Last week Guardian sports writer Jonathan Liew wrote that Winter’s surprise exit from The Times was a sign of how football “has been fracturing for years: attention and influence draining away not just from traditional newspapers, but from everybody… What once constituted our shared football space has splintered into a million galaxies: forums and fan media, podcasts and Youtube channels, blogs and specialist websites, Reddit and Tiktok, the curated feeds that allow us to view a game through whatever filter we choose: tribal, social, banter, fantasy team.”
Winter told Press Gazette in response that there was “definitely a lot of truth in the fracturing” but he viewed everyone as having “the same skill, it’s storytelling, and whether you’re doing it in 100,000 words, and you’ve taken two years to tell that story in hardback version, or whether you’re doing it down the line adlibbing something from a football match or whether you’re doing it on a podcast, or whether you’re doing as a tweet and there’s that immediacy, I still think it’s the same skill of storytelling.”

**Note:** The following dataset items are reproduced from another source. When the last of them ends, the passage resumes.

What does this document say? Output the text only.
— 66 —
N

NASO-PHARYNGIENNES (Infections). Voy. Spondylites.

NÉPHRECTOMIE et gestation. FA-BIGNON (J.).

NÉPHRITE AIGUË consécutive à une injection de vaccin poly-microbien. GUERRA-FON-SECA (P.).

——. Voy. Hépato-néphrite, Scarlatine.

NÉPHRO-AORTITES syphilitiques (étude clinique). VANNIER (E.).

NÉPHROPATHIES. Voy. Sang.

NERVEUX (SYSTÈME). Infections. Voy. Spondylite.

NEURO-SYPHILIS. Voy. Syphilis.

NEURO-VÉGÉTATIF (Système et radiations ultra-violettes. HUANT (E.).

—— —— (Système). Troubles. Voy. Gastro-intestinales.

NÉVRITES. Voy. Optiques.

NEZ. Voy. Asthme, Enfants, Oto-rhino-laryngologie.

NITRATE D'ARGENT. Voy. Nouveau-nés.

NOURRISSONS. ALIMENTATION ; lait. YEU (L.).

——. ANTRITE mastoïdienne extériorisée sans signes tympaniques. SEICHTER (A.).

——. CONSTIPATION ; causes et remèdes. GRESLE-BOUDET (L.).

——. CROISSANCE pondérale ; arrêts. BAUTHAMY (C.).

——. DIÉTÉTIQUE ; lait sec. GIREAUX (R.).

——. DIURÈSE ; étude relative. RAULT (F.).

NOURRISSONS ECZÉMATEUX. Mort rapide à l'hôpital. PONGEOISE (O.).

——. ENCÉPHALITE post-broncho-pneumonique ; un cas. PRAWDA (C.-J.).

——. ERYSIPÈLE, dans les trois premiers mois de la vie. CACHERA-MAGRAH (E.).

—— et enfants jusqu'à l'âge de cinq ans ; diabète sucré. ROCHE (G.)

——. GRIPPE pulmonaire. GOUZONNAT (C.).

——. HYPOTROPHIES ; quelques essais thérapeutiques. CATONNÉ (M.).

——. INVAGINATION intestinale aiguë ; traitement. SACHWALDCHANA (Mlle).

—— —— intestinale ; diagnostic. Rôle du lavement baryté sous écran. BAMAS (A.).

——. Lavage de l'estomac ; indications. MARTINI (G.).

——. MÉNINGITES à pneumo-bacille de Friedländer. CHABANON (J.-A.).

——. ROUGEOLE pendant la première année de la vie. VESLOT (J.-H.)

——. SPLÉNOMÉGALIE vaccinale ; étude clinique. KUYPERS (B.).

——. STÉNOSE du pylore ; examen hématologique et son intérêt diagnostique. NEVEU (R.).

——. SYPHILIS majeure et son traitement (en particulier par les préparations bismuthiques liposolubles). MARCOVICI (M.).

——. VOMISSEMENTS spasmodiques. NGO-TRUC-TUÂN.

Asked whether it showed a decreasing influence of and appetite for content from legacy titles, Winter disagreed and cited several “brilliant” journalists from the likes of The Times, The Telegraph and The Guardian.
He said: “If they put a story out on social media, everyone knows it’s 100% correct. There’s absolute trust for them. So, in a way, everyone sort of says, oh, there’s a media wild west on social media, but actually, it’s highlighted the people who are genuinely in the know…”
He compared it to the boost in subscriptions at titles like The Times during the Covid-19 pandemic: “I still think people aren’t stupid and they know who they can trust.”